File: GTscore_locusSummary.txt

Locus: locus IDs
Primer Reads: total number of reads associated with this locus based on primer detection
Primer Probe Reads: number of reads for this locus where GTscore recognized both the locus primer and the expected in-silico probe for this SNP
Primer Probe Proportion: Primer Probe Reads / Primer Reads

File: LocusTable_haplotypes.txt

Description: detailed loci per haplotype

File: LocusTable_singleSNPs.txt

Description: detailed loci per SNP

File: sampleFiles

Description: sample IDs

Each line begins with a sample ID (e.g., saalBYRs_001_17)
sa = Salvelinus (genus)
al = alpinus (species)
BYR = locality
s (or m) = source (or mixture)
001 = individual number
17 = year of harvest

Folder: GTseq_saal_clean.zip

Description: This folder contains the cleaned dataset, with individuals removed when sequencing quality was insufficient or genotyping failed.

Files in this folder follow the same structure and variable definitions as those described above, but after removal of low-quality individuals and non-functional loci/SNPs.

Folder: Data_generated_with_GTscore.zip

Description: This folder contains data generated using the GTscore pipeline, in .gen or .txt format. These files show the haplotype composition of each individual in both .gen and .txt formats. These datasets are ready for genetic analysis.

Samples are divided into three categories:

All: all individuals included in the study
Sources: reference individuals with known origin (subset of “All”)
Mixed: individuals from commercial fisheries with unknown origin (subset of “All”)

Genepop files

These files are formatted for use in GENEPOP and contain multilocus genotype data for all individuals.

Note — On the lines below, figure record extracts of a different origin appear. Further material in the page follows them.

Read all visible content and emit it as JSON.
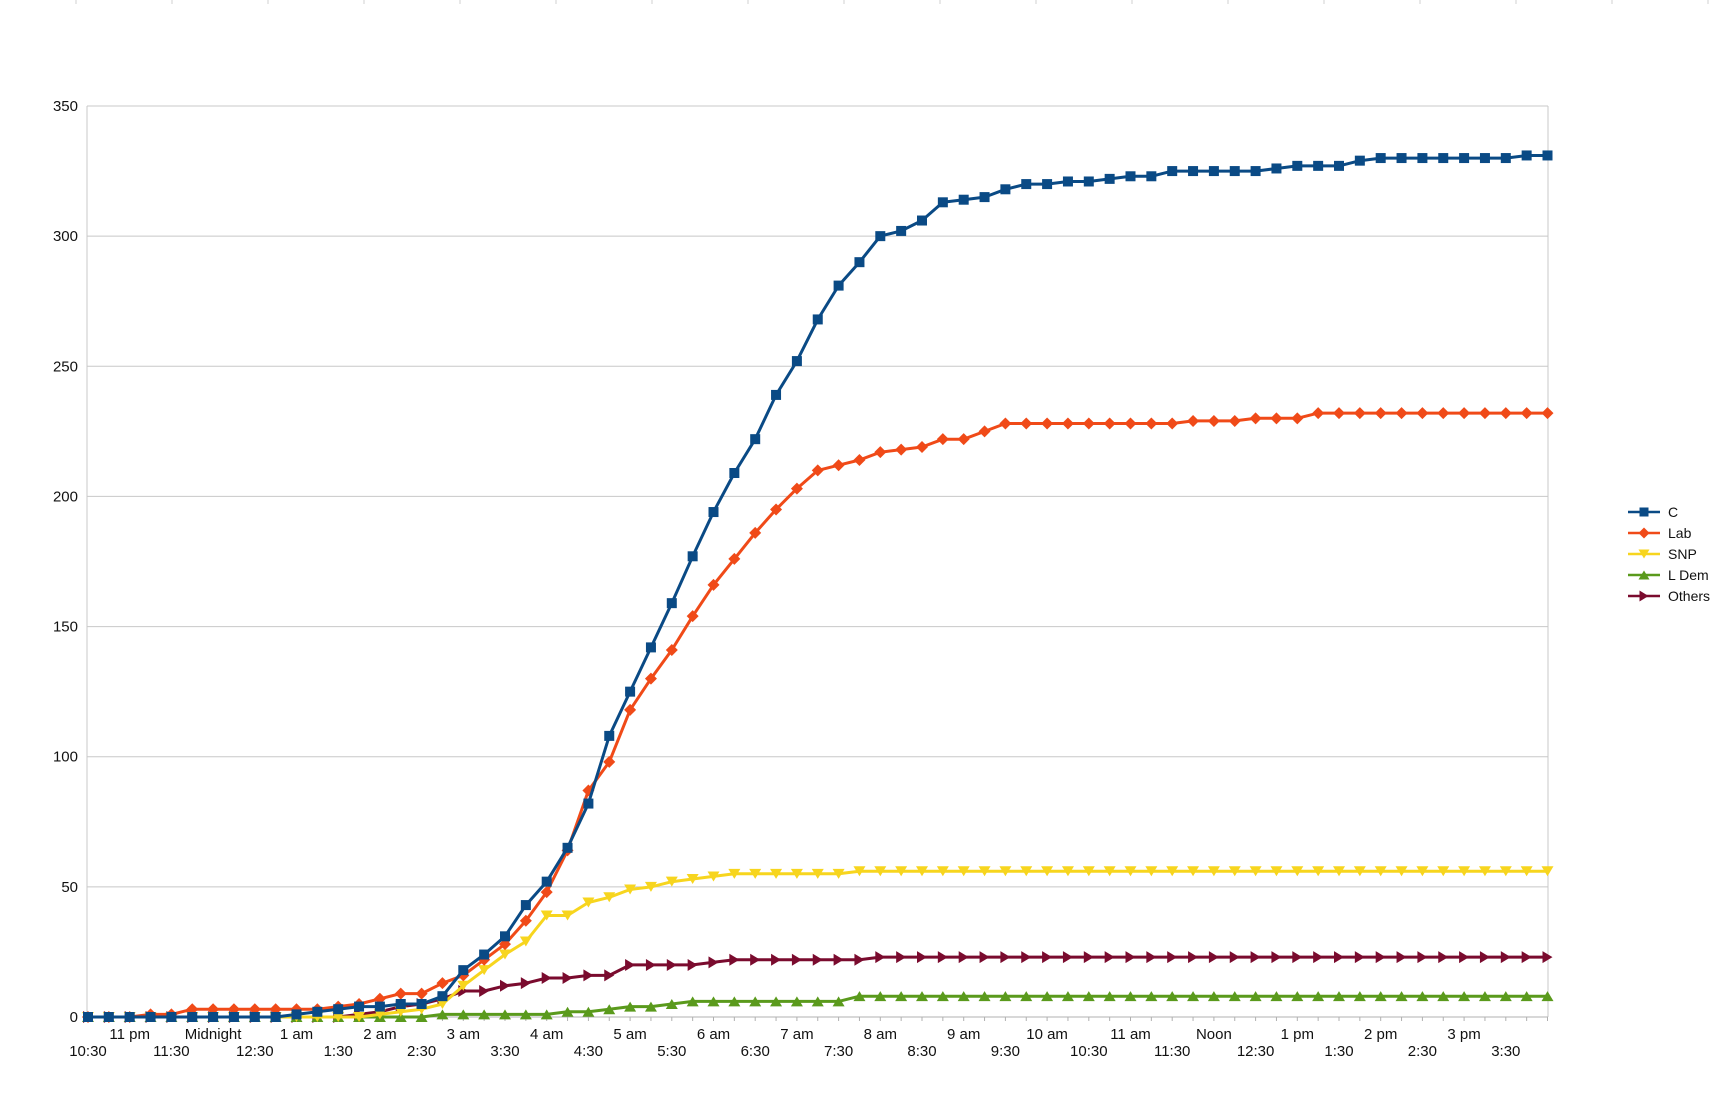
{
  "chart_data": {
    "type": "line",
    "title": "",
    "xlabel": "",
    "ylabel": "",
    "ylim": [
      0,
      350
    ],
    "yticks": [
      0,
      50,
      100,
      150,
      200,
      250,
      300,
      350
    ],
    "grid": "horizontal",
    "legend_position": "right",
    "x_interval_minutes": 15,
    "x_points": 71,
    "xtick_labels_upper": [
      {
        "index": 2,
        "label": "11 pm"
      },
      {
        "index": 6,
        "label": "Midnight"
      },
      {
        "index": 10,
        "label": "1 am"
      },
      {
        "index": 14,
        "label": "2 am"
      },
      {
        "index": 18,
        "label": "3 am"
      },
      {
        "index": 22,
        "label": "4 am"
      },
      {
        "index": 26,
        "label": "5 am"
      },
      {
        "index": 30,
        "label": "6 am"
      },
      {
        "index": 34,
        "label": "7 am"
      },
      {
        "index": 38,
        "label": "8 am"
      },
      {
        "index": 42,
        "label": "9 am"
      },
      {
        "index": 46,
        "label": "10 am"
      },
      {
        "index": 50,
        "label": "11 am"
      },
      {
        "index": 54,
        "label": "Noon"
      },
      {
        "index": 58,
        "label": "1 pm"
      },
      {
        "index": 62,
        "label": "2 pm"
      },
      {
        "index": 66,
        "label": "3 pm"
      }
    ],
    "xtick_labels_lower": [
      {
        "index": 0,
        "label": "10:30"
      },
      {
        "index": 4,
        "label": "11:30"
      },
      {
        "index": 8,
        "label": "12:30"
      },
      {
        "index": 12,
        "label": "1:30"
      },
      {
        "index": 16,
        "label": "2:30"
      },
      {
        "index": 20,
        "label": "3:30"
      },
      {
        "index": 24,
        "label": "4:30"
      },
      {
        "index": 28,
        "label": "5:30"
      },
      {
        "index": 32,
        "label": "6:30"
      },
      {
        "index": 36,
        "label": "7:30"
      },
      {
        "index": 40,
        "label": "8:30"
      },
      {
        "index": 44,
        "label": "9:30"
      },
      {
        "index": 48,
        "label": "10:30"
      },
      {
        "index": 52,
        "label": "11:30"
      },
      {
        "index": 56,
        "label": "12:30"
      },
      {
        "index": 60,
        "label": "1:30"
      },
      {
        "index": 64,
        "label": "2:30"
      },
      {
        "index": 68,
        "label": "3:30"
      }
    ],
    "series": [
      {
        "name": "C",
        "color": "#0a4a85",
        "marker": "square",
        "values": [
          0,
          0,
          0,
          0,
          0,
          0,
          0,
          0,
          0,
          0,
          1,
          2,
          3,
          4,
          4,
          5,
          5,
          8,
          18,
          24,
          31,
          43,
          52,
          65,
          82,
          108,
          125,
          142,
          159,
          177,
          194,
          209,
          222,
          239,
          252,
          268,
          281,
          290,
          300,
          302,
          306,
          313,
          314,
          315,
          318,
          320,
          320,
          321,
          321,
          322,
          323,
          323,
          325,
          325,
          325,
          325,
          325,
          326,
          327,
          327,
          327,
          329,
          330,
          330,
          330,
          330,
          330,
          330,
          330,
          331,
          331
        ]
      },
      {
        "name": "Lab",
        "color": "#f04a18",
        "marker": "diamond",
        "values": [
          0,
          0,
          0,
          1,
          1,
          3,
          3,
          3,
          3,
          3,
          3,
          3,
          4,
          5,
          7,
          9,
          9,
          13,
          16,
          22,
          28,
          37,
          48,
          64,
          87,
          98,
          118,
          130,
          141,
          154,
          166,
          176,
          186,
          195,
          203,
          210,
          212,
          214,
          217,
          218,
          219,
          222,
          222,
          225,
          228,
          228,
          228,
          228,
          228,
          228,
          228,
          228,
          228,
          229,
          229,
          229,
          230,
          230,
          230,
          232,
          232,
          232,
          232,
          232,
          232,
          232,
          232,
          232,
          232,
          232,
          232
        ]
      },
      {
        "name": "SNP",
        "color": "#f7d51e",
        "marker": "triangle-down",
        "values": [
          0,
          0,
          0,
          0,
          0,
          0,
          0,
          0,
          0,
          0,
          0,
          0,
          0,
          0,
          1,
          2,
          3,
          5,
          12,
          18,
          24,
          29,
          39,
          39,
          44,
          46,
          49,
          50,
          52,
          53,
          54,
          55,
          55,
          55,
          55,
          55,
          55,
          56,
          56,
          56,
          56,
          56,
          56,
          56,
          56,
          56,
          56,
          56,
          56,
          56,
          56,
          56,
          56,
          56,
          56,
          56,
          56,
          56,
          56,
          56,
          56,
          56,
          56,
          56,
          56,
          56,
          56,
          56,
          56,
          56,
          56
        ]
      },
      {
        "name": "L Dem",
        "color": "#5a9a1c",
        "marker": "triangle-up",
        "values": [
          0,
          0,
          0,
          0,
          0,
          0,
          0,
          0,
          0,
          0,
          0,
          0,
          0,
          0,
          0,
          0,
          0,
          1,
          1,
          1,
          1,
          1,
          1,
          2,
          2,
          3,
          4,
          4,
          5,
          6,
          6,
          6,
          6,
          6,
          6,
          6,
          6,
          8,
          8,
          8,
          8,
          8,
          8,
          8,
          8,
          8,
          8,
          8,
          8,
          8,
          8,
          8,
          8,
          8,
          8,
          8,
          8,
          8,
          8,
          8,
          8,
          8,
          8,
          8,
          8,
          8,
          8,
          8,
          8,
          8,
          8
        ]
      },
      {
        "name": "Others",
        "color": "#7a0b2e",
        "marker": "triangle-right",
        "values": [
          0,
          0,
          0,
          0,
          0,
          0,
          0,
          0,
          0,
          0,
          0,
          0,
          0,
          1,
          2,
          4,
          5,
          7,
          10,
          10,
          12,
          13,
          15,
          15,
          16,
          16,
          20,
          20,
          20,
          20,
          21,
          22,
          22,
          22,
          22,
          22,
          22,
          22,
          23,
          23,
          23,
          23,
          23,
          23,
          23,
          23,
          23,
          23,
          23,
          23,
          23,
          23,
          23,
          23,
          23,
          23,
          23,
          23,
          23,
          23,
          23,
          23,
          23,
          23,
          23,
          23,
          23,
          23,
          23,
          23,
          23
        ]
      }
    ]
  }
}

Title line: general file or dataset description
Locus names: listed after the title line and before the first “Pop” line (e.g., NC_036838_1_8237766_1)
Pop: indicates the beginning of a population group
Individual genotype lines:
Each line begins with a sample ID (e.g., saalBYRs_001_17)
sa = Salvelinus (genus)
al = alpinus (species)
BYR = locality
s (or m) = source (or mixture)
001 = individual number
17 = year of harvest
Genotype codes:
Each genotype code corresponds to one locus and follows the standard GENEPOP format
Codes are written as four digits for diploid data
The first two digits = allele 1
The last two digits = allele 2
0000 = missing genotype data

RUBIAS .txt files

Description: These files are formatted for use in the RUBIAS package and contain sample metadata used for genetic stock identification analyses.

sample_type: indicates the type of sample included in the analysis
reference: individuals of known origin used as baseline samples
mixture: individuals of unknown origin to be assigned
repunit: reporting unit assigned to each individual
collection: collection or baseline population name assigned to each individual
indiv: sample ID

File: GTscore.R

Description: Is the GTscore script from https://github.com/gjmckinney/GTscore, used in our pipeline to generate our datasets in .txt and .gen

Code/software

All data were analyzed using R software.